Berlin : Pflügers Freunde werden nervös

Die Strategen der Berliner CDU machen sich angesichts anhaltend schlechter Umfrage-Ergebnisse Sorgen um die Kampagne

Werner van Bebber

Nun werden sie unruhig in der CDU. Vor ein paar Wochen, als es mit dem Spitzenkandidaten Friedbert Pflüger erstmals deutlich abwärts ging in den Meinungsumfragen, reagierten viele in der Partei eher gelassen. Die CDU war in den ersten Mai-Tagen mit 23 Prozent bei der Sonntagsfrage gemessen worden – und die Parteifreunde Pflügers führten das auf zwei, drei missverständliche Äußerungen zu strittigen Themen zurück, bei denen Pflüger schlecht beraten worden sei. Jetzt aber ist das anders: Die jüngste Umfrage sieht die CDU bei nur noch 21 Prozent und die SPD bei 36 Prozent. Neuerdings hat Rot-Rot sogar eine eigene Mehrheit. Schlecht für Pflüger ist aber vor allem, dass er bei keinem Thema, auf keinem Kompetenzfeld mit dem regierenden Bürgermeister Klaus Wowereit konkurrieren kann, bei der Arbeitsmarktpolitik so wenig wie bei der Kriminalitätsbekämpfung.

Angesichts solcher Umfragedaten zerfällt die CDU in zwei Lager. Die einen glauben nicht, was sie lesen – weil es nicht zu dem passt, was sie erleben. Kurt Wansner zum Beispiel, CDU-Kreischef von Friedrichshain-Kreuzberg, hat „genau das Gegenteil festgestellt“, als er am vergangenen Wochenende im Bezirk Parteiwerbung gemacht hat. Wansner vergleicht 2006 mit dem Nach-Bankenskandal-Wahlkampf von 2001 – und fühlt sich gut: Die Leute diskutierten wieder mit der CDU, man frage nach den Konzepten der Partei. Michael Braun, Kreischef der Südwest-CDU, hat ähnliches erfahren: Er sei am vergangenen Wochenende „nur auf Bundesthemen“ angesprochen worden. Der Abwärtstrend ist aus seiner Sicht „der Bundestrend“. Die Berliner CDU habe sich im Wahlkampf „nichts vorzuwerfen“.

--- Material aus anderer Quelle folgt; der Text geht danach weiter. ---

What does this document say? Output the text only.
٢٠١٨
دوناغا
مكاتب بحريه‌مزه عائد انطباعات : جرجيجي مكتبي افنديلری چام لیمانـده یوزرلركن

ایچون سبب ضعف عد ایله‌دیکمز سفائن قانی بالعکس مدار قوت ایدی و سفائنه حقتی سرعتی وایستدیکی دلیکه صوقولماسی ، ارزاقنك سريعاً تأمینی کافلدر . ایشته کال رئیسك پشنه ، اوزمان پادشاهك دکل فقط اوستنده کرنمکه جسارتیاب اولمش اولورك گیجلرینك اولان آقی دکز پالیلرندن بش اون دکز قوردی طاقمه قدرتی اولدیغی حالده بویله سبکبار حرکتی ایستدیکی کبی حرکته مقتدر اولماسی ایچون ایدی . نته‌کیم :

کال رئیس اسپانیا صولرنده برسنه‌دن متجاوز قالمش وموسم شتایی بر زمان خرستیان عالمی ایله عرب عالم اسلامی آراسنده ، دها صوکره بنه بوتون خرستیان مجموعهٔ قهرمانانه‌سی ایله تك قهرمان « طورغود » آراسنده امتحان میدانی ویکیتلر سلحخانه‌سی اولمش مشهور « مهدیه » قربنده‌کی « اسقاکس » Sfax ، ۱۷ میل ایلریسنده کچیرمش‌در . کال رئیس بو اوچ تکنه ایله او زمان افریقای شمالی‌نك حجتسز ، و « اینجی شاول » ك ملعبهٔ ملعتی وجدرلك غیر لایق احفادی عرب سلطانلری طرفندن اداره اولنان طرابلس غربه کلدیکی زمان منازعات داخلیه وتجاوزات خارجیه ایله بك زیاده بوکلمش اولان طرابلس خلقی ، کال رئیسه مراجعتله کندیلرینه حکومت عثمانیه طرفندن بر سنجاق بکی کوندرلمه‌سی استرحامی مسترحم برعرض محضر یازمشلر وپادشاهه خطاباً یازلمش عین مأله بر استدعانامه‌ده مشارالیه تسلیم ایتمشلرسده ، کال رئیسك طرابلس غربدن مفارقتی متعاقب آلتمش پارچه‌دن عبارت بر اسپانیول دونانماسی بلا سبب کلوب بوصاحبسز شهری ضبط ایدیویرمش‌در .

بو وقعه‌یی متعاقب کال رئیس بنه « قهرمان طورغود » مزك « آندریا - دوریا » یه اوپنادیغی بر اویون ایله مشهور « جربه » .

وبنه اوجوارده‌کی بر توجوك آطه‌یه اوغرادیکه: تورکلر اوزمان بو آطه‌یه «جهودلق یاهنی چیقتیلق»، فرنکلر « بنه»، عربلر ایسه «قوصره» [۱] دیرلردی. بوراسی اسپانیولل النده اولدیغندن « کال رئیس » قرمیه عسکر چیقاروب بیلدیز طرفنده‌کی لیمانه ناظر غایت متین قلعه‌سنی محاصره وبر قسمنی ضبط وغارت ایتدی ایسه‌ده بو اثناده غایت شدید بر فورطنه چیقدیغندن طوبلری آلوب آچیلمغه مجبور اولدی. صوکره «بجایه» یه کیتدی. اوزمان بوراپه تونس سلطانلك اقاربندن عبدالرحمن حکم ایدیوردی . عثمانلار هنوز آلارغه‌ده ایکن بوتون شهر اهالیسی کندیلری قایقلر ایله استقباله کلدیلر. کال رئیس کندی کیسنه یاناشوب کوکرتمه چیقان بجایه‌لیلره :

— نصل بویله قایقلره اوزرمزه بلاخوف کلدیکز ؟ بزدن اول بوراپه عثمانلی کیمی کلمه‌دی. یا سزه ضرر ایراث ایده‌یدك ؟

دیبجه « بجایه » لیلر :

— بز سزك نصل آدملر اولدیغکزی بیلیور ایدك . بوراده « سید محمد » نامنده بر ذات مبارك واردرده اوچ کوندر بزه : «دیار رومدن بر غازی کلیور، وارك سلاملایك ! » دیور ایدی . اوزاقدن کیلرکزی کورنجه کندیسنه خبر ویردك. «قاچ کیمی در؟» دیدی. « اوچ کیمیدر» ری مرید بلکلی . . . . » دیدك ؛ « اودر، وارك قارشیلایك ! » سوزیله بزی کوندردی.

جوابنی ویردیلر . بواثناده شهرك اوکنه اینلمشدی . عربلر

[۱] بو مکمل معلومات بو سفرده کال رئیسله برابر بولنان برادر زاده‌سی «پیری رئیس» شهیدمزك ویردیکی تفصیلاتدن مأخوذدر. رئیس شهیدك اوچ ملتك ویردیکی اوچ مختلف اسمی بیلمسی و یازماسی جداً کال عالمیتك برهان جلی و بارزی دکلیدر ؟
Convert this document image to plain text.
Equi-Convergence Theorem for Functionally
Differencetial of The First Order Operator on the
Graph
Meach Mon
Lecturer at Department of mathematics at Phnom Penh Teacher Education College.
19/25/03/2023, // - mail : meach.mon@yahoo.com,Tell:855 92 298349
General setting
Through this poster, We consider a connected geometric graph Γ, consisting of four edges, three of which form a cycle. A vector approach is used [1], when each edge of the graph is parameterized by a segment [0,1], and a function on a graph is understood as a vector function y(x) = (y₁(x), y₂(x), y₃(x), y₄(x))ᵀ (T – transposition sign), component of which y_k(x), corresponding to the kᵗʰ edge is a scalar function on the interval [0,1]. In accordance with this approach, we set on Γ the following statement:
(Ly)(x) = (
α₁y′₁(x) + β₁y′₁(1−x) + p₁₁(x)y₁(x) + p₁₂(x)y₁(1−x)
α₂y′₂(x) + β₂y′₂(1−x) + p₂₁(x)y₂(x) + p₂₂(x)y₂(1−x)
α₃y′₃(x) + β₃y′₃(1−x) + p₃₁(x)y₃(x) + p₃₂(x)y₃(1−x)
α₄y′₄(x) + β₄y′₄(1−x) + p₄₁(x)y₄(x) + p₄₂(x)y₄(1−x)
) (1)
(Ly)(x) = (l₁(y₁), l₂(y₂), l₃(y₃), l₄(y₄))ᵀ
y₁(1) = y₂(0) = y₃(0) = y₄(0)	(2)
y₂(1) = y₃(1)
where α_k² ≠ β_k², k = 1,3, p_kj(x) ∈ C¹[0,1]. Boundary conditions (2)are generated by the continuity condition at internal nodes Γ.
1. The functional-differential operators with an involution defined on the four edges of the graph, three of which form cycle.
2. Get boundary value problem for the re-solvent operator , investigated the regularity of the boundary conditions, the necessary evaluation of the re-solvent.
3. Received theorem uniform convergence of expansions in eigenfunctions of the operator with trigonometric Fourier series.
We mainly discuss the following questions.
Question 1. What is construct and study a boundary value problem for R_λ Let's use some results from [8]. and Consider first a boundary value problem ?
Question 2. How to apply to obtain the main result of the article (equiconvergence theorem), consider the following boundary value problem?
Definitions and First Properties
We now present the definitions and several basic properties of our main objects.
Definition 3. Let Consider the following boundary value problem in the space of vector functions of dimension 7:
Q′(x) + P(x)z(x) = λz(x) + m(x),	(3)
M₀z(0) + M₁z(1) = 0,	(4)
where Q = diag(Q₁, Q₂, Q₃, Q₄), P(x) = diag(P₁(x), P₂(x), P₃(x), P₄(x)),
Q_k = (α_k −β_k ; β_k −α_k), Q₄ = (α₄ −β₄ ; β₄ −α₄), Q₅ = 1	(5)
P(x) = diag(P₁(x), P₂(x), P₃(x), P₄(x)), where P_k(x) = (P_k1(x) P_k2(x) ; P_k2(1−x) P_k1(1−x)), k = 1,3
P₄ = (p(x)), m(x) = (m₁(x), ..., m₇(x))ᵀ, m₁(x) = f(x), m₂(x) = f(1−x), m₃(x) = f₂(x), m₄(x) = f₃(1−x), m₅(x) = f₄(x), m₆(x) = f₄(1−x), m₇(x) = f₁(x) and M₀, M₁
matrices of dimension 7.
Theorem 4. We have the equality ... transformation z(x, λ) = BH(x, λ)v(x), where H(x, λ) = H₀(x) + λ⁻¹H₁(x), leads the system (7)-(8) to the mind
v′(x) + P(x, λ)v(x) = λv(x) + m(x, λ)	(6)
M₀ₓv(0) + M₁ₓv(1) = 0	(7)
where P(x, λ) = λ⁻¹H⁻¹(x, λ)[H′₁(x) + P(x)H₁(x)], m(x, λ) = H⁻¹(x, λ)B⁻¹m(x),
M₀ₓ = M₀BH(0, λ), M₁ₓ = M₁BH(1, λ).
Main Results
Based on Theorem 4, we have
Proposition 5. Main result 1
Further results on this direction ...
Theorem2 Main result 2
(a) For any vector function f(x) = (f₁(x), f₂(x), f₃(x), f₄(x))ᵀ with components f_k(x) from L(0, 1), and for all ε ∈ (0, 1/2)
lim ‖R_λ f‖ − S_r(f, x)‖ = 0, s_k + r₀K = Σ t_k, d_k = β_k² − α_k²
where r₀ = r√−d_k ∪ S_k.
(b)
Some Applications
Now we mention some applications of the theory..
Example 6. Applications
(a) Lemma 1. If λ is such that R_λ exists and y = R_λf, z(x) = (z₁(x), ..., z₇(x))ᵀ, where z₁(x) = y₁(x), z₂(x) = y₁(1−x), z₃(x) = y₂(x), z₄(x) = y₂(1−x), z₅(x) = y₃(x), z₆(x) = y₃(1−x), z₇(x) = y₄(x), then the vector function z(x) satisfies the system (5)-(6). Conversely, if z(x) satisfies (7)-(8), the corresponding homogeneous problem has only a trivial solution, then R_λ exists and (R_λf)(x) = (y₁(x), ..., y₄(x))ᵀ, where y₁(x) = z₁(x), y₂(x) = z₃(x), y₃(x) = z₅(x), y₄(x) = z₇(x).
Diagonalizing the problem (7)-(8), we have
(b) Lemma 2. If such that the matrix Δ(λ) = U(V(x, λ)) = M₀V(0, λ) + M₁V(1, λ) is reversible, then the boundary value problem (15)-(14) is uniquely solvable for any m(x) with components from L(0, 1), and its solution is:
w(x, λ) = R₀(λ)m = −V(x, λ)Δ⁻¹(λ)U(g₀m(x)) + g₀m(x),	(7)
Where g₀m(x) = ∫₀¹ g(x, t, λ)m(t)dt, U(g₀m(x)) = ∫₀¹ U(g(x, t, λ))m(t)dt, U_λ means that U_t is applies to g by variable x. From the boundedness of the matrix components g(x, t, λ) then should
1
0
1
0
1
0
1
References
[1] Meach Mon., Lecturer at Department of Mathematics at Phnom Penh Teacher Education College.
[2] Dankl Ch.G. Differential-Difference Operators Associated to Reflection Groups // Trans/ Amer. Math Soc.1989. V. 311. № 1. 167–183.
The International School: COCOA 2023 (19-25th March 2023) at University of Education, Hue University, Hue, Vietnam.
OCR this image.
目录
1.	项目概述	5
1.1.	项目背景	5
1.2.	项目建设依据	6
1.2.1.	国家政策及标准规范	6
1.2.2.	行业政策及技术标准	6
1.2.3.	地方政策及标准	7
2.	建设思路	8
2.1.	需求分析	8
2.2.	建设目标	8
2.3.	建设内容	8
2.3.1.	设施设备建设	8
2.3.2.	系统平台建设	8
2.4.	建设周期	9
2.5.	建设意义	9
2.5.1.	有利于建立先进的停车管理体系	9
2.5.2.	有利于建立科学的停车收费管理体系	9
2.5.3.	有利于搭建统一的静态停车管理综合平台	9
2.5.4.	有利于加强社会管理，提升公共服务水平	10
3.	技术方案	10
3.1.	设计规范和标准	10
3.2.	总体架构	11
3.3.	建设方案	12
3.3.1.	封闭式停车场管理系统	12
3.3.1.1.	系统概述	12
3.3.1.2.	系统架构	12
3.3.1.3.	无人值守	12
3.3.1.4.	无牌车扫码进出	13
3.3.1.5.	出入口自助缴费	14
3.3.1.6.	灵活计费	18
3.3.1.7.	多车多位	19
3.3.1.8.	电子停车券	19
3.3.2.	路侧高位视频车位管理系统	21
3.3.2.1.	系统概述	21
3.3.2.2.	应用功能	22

Das andere Lager in der Partei macht sich inzwischen größere Sorgen. Dort nimmt man – bei aller Sympathie für Pflüger – dessen Mangel an scharfen Kanten wahr. Der Kandidat sei offenbar in Streitfragen, in denen er gegen den Senat punkten könne, „nicht besonders glaubwürdig“. Soll heißen: Pflüger kam als Liberaler, führte sich als Großstadtmensch ein – und polterte gegen offenkundig harmlose Moschee-Bauer in Pankow und, so wurde er wahrgenommen, Rütli-Schüler, die aus der Spur geraten waren. In der CDU wissen die meisten, dass Pflügers Positionen eher die des linken Parteiflügels sind. Aber „er hat nicht den Mut, er selbst zu sein“, fürchten nun manche.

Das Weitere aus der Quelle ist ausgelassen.